D'un côté c'est plus facile avec un enfant car si on ose solliciter les gens, ils sont souvent plus ouverts à partager avec les petits. Bon il y aura toujours des réfractaires mais globalement, je crois que spontanément, en présence d'un enfant les gens prennent plaisir à partager. C'est ainsi que Minimog a pêché le brochet ou qu'elle a découvert le rapport aux chiens. Quand ça fonctionne c'est génial parce que ça nous rapproche de "l'autre", cet alter ego qui sait ce que nous ignorons et qui nous l'offre.

Car si un enfant peut à mon sens apprendre par lui-même, nous avons en nous cette envie, ce besoin même de transmettre. Et là aussi, je pense que ce que nous transmettons le mieux c'est ce qui nous enthousiasme réellement.
D'où le fait qu'aujourd'hui, ce que j'essaye d'améliorer pour le bien de mes enfants c'est ma propre vie. Je n'essaye plus tant de faire que d'être. Être le plus possible, le plus intensément.

Ce serait comme préparer la terre dans laquelle la graine va pousser mais en la laissant pousser seule, sans tirer dessus pour qu'elle pousse plus vite ou dans un certains sens. Du coup ça m'évoque (encore !) la formule d'André qui parle d'écologie de l'enfance.

Une charmante personne m'a un jour écrit ici que si je laissais ma fille devant des boulons sans rien faire elle finirait par les manger et qu'elle resterait conne si je ne faisais rien. un jour ma fille a pris les boulons et les barres à trous qui trainaient depuis des mois sur son étagère, sans rien dire ni demander et elle a fait... un hélicoptère. La seule chose que j'avais fait, moi, des mois avant c'était lui montrer comment on visse un boulon (c'était sensé être une activité vissage/dévissage Montessori ^_^) et à l'époque elle s'en fichait comme de sa première couche. Je ne savais même pas qu'elle savait ce qu'était un hélicoptère. 

D'un autre côté, mettre ses enfants dans le vaste monde ce n'est pas non plus évident. Trouver les bonnes personnes, prendre le temps, en avoir les moyens, tout ça nous handicape beaucoup. J'aimerais mettre mes enfants dans le vaste monde en permanence, mais je travaille, et si je cessais de travailler, l'argent me manquerait pour réaliser certaines choses. Car le vaste monde est... vaste justement. On peut se dire que tout est possible si on le veut, c'est surement vrai, mais toutes les personnes qui ont assisté à cette rencontre avec qui j'ai pu échanger ont invariablement dit "tout ça c'est très beau mais pour l'appliquer c'est autre chose".  Offrir à son enfant un environnement riche et varié dans le train train quotidien n'est pas toujours facile.

Laisser un enfant apprendre par lui-même, ça paraît simple, ça ne l'est pas.
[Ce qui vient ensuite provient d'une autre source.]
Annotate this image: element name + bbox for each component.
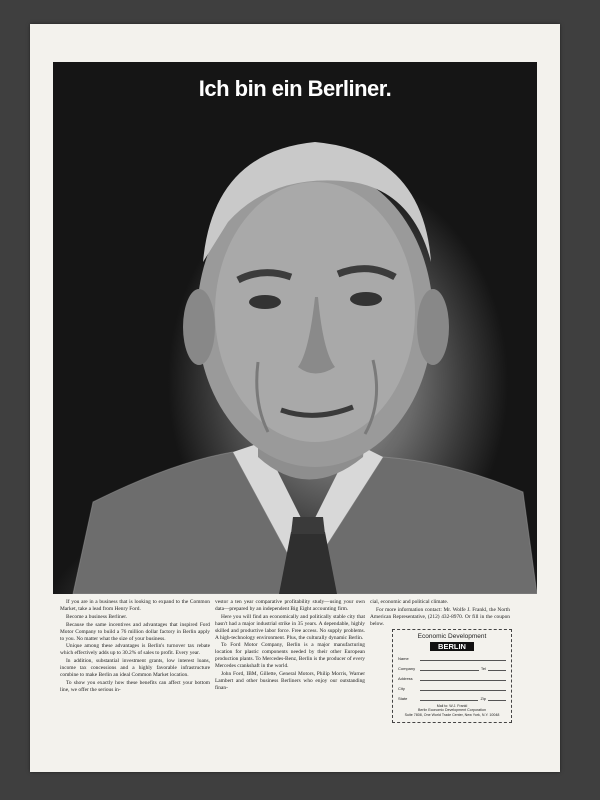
field-line[interactable] [420,670,479,671]
paragraph: Become a business Berliner. [66,613,128,620]
coupon-field-address[interactable] [398,673,506,681]
headline: Ich bin ein Berliner. [198,76,392,101]
body-copy-column-1 [60,599,210,695]
portrait-photo [53,62,537,594]
portrait-illustration [53,62,537,594]
coupon-field-company[interactable] [398,663,506,671]
paragraph: Unique among these advantages is Berlin's turnover tax rebate which effectively adds up to 30.2% of sales to profit. Every year. [60,643,210,657]
field-label: Tel [480,666,486,671]
field-line[interactable] [488,670,506,671]
paragraph: vestor a ten year comparative profitability study—using your own data—prepared by an independent Big Eight accounting firm. [215,599,365,612]
coupon-field-city[interactable] [398,683,506,691]
paragraph: To Ford Motor Company, Berlin is a major manufacturing location for plastic components needed by their other European production plants. To Mercedes-Benz, Berlin is the producer of every Mercedes crankshaft in the world. [215,642,365,670]
reply-coupon[interactable] [392,629,512,723]
field-line[interactable] [420,680,506,681]
field-line[interactable] [420,700,478,701]
mailing-address [393,704,511,717]
field-label: Name [398,656,409,661]
magazine-page [30,24,560,772]
field-label: Zip [480,696,486,701]
mail-line: Mail to: W.J. Frankl [436,704,468,708]
paragraph: John Ford, IBM, Gillette, General Motors, Philip Morris, Warner Lambert and other business Berliners who enjoy our outstanding finan- [215,671,365,691]
mail-line: Berlin Economic Development Corporation [418,708,486,713]
paragraph: Here you will find an economically and politically stable city that hasn't had a major industrial strike in 35 years. A dependable, highly skilled and productive labor force. Free access. No supply problems. A high-technology environment. Plus, the culturally dynamic Berlin. [215,613,365,641]
coupon-heading: Economic Development [417,633,487,640]
mail-line: Suite 7808, One World Trade Center, New York, N.Y. 10048 [404,712,500,717]
field-line[interactable] [420,690,506,691]
paragraph: In addition, substantial investment grants, low interest loans, income tax concessions and a highly favorable infrastructure combine to make Berlin an ideal Common Market location. [60,658,210,679]
paragraph: cial, economic and political climate. [370,599,449,605]
field-label: City [398,686,405,691]
berlin-logo: BERLIN [430,642,474,651]
body-copy-column-2 [215,599,365,693]
coupon-field-state[interactable] [398,693,506,701]
field-line[interactable] [488,700,506,701]
paragraph: To show you exactly how these benefits can affect your bottom line, we offer the serious in- [60,679,210,693]
field-line[interactable] [420,660,506,661]
field-label: Address [398,676,413,681]
paragraph: For more information contact: Mr. Wolfe J. Frankl, the North American Representative, (212) 432-8970. Or fill in the coupon below. [370,606,510,627]
field-label: State [398,696,408,701]
coupon-field-name[interactable] [398,653,506,661]
field-label: Company [398,666,416,671]
paragraph: If you are in a business that is looking to expand to the Common Market, take a lead from Henry Ford. [60,599,210,612]
body-copy-column-3 [370,599,510,629]
paragraph: Because the same incentives and advantages that inspired Ford Motor Company to build a 76 million dollar factory in Berlin apply to you. No matter what the size of your business. [60,621,210,642]
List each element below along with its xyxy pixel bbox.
Il faut beaucoup de confiance, il faut accepter qu'il/elle apprenne moins mais mieux, dans une société où tout nous semble accessible très vite et qui nous fait croire que « plus » c'est « mieux ». Il faut accepter qu'il apprenne ce qui lui fait envie, et pas ce qui nous fait envie (et donc, accepter de nous rendre à nous-mêmes nos propres manques pour les combler – par exemple : je n'ai jamais étudié la musique, j'espère que mon enfant sera musicien je vais tout faire pour l'initier à la musique - ou je me mets moi-même à étudier la musique et je lui laisse la porte ouverte pour m'accompagner s'il en a envie). Il faut accepter qu'il apprenne à son rythme, sans freiner, sans pousser. C'est parfois contraire à tous nos réflexes.

C'est néanmoins la réflexion que je me fais et la voie que je suis de plus en plus. Lâcher, lâcher, encore et encore, pouce par pouce, jusqu'au grand saut un jour peut-être. Mais sans aller jusque là, c'est la réflexion que j'essaye d'inclure de plus en plus dans mon quotidien et qui m'apporte beaucoup d'harmonie. Moins de pression, moins de questions, moins de doutes, je n'ai plus l'impression d'avoir à me sacrifier ou de m'échiner pour le bien de mes enfants mais qu'au contraire, le bien de mes enfants passe par ma réalisation personnelle. C'est comme sortir d'hibernation pour aller vers la lumière.

" Ne plus seulement être dans l'action et dans le "faire", mais se poser et conjuguer le verbe "être". "*

Et vivre dans la confiance.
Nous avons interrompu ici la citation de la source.